Я начал смутно припоминать события, предшествовавшие моему ранению.
– Все думали, – что ты важная понтийская шишка, а на деле оказался моим лекарем-спасителем.
Последние слова Петроний произнёс подчёркнуто, с любовью. До меня стало доходить, что, хотя я и тяжело ранен, однако нахожусь в римском плену.
Испитая жидкость успокоила боль в груди, и я заснул.
Когда вновь проснулся – вовсю сияло солнце. Вокруг было много легионеров, в основном пеших. Лица у всех были серьёзные, но без признаков усталости и недовольства. Они вовсе не походили на солдат, которые в панике спасались бегством.
Я заметил, что повозок с немощными солдатами было много. Если учесть что крупного сражения под Арташатом так и не произошло, то, следовательно, это были не раненные в бою, а просто больные, и тут я вспомнил, как лазутчик Митридата докладывал про болотную лихорадку.
Мне впервые довелось рассмотреть легионеров вблизи. Первое, что бросилось в глаза – наглухо застёгнутые на подбородках блестящие шлемы с внушительными перьевыми гребнями. Издали это выглядело красиво, а вблизи перья делали легионера выше и крупнее, тем самым, оказывая своеобразное психологическое давление на врага. В левой руке они держали круглые щиты с выпуклым остриём посередине. Это остриё позволяло применять щит не только с целью обороны, но и как массивный предмет для нанесения увечий противнику. А вот щиты конников были прямоугольными и в походе в зачехлённом виде находились за спинами воинов.

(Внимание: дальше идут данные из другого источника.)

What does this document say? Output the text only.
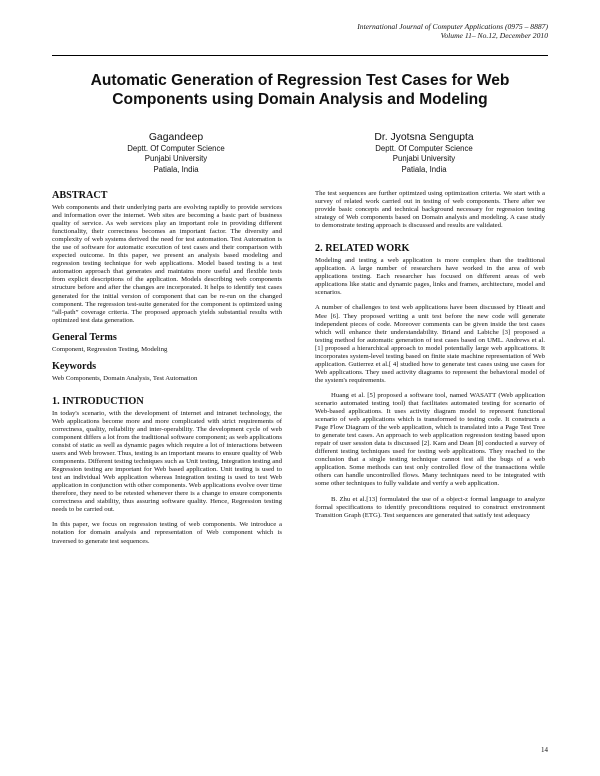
International Journal of Computer Applications (0975 – 8887)
Volume 11– No.12, December 2010
Automatic Generation of Regression Test Cases for Web
Components using Domain Analysis and Modeling
Gagandeep
Deptt. Of Computer Science
Punjabi University
Patiala, India
Dr. Jyotsna Sengupta
Deptt. Of Computer Science
Punjabi University
Patiala, India
ABSTRACT

Web components and their underlying parts are evolving rapidly to provide services and information over the internet. Web sites are becoming a basic part of business quality of service. As web services play an important role in providing different functionality, their correctness becomes an important factor. The diversity and complexity of web systems derived the need for test automation. Test Automation is the use of software for automatic execution of test cases and their comparison with expected outcome. In this paper, we present an analysis based modeling and regression testing technique for web applications. Model based testing is a test automation approach that generates and maintains more useful and flexible tests from explicit descriptions of the application. Models describing web components structure before and after the changes are incorporated. It helps to identify test cases generated for the initial version of component that can be re-run on the changed component. The regression test-suite generated for the component is optimized using “all-path” coverage criteria. The proposed approach yields substantial results with optimized test data generation.

General Terms

Component, Regression Testing, Modeling

Keywords

Web Components, Domain Analysis, Test Automation

1. INTRODUCTION

In today's scenario, with the development of internet and intranet technology, the Web applications become more and more complicated with strict requirements of correctness, quality, reliability and inter-operability. The development cycle of web component differs a lot from the traditional software component; as web applications consist of static as well as dynamic pages which require a lot of interactions between users and Web browser. Thus, testing is an important means to ensure quality of Web components. Different testing techniques such as Unit testing, Integration testing and Regression testing are important for Web based application. Unit testing is used to test an individual Web application whereas Integration testing is used to test Web application in conjunction with other components. Web applications evolve over time therefore, they need to be retested whenever there is a change to ensure components correctness and stability, thus assuring software quality. Hence, Regression testing needs to be carried out.

In this paper, we focus on regression testing of web components. We introduce a notation for domain analysis and representation of Web component which is traversed to generate test sequences.

The test sequences are further optimized using optimization criteria. We start with a survey of related work carried out in testing of web components. There after we provide basic concepts and technical background necessary for regression testing strategy of Web components based on Domain analysis and modeling. A case study to demonstrate testing approach is discussed and results are validated.

2. RELATED WORK

Modeling and testing a web application is more complex than the traditional application. A large number of researchers have worked in the area of web applications testing. Each researcher has focused on different areas of web applications like static and dynamic pages, links and frames, architecture, model and scenarios.

A number of challenges to test web applications have been discussed by Hieatt and Mee [6]. They proposed writing a unit test before the new code will generate independent pieces of code. Moreover comments can be given inside the test cases which will enhance their understandability. Briand and Labiche [3] proposed a testing method for automatic generation of test cases based on UML. Andrews et al.[1] proposed a hierarchical approach to model potentially large web applications. It incorporates system-level testing based on finite state machine representation of Web application. Gutierrez et al.[ 4] studied how to generate test cases using use cases for Web applications. They used activity diagrams to represent the behavioral model of the system's requirements.

Huang et al. [5] proposed a software tool, named WASATT (Web application scenario automated testing tool) that facilitates automated testing for scenario of Web-based applications. It uses activity diagram model to represent functional scenario of web applications which is transformed to testing code. It constructs a Page Flow Diagram of the web application, which is translated into a Page Test Tree to generate test cases. An approach to web application regression testing based upon repair of user session data is discussed [2]. Kam and Dean [8] conducted a survey of different testing techniques used for testing web applications. They reached to the conclusion that a single testing technique cannot test all the bugs of a web application. Some methods can test only controlled flow of the transactions while others can handle uncontrolled flows. Many techniques need to be integrated with some other techniques to fully validate and verify a web application.

B. Zhu et al.[13] formulated the use of a object-z formal language to analyze formal specifications to identify preconditions required to construct environment Transition Graph (ETG). Test sequences are generated that satisfy test adequacy

14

В правой руке легионеры держали лёгкое копьё. Оно имело хитрую особенность, придуманную именно римлянами. Его удлинённый наконечник был снабжён зазубринами. В бою такое копьё, если попадало в щит противника, то прочно застревало в нём, и выдернуть его уже не представлялось возможным, отчего щит приходил в негодность, а его хозяин сразу становился уязвимым. Мечи у пехотинцев тоже были своеобразными. Широкие, короткие, с удобной рукояткой – для ближнего боя просто незаменимое оружие.
Из воинов пращники и лучники выделялись особо. Первые не имели ни шлемов, ни доспехов – одежда пращника была свободной, дабы не сковывать размашистые движения. Тела же лучников были защищены туниками-безрукавками из толстой кожи, а головы прикрывали металлические круглые шапки с широкими полями, вероятно – для защиты глаз от ослепляющих лучей солнца.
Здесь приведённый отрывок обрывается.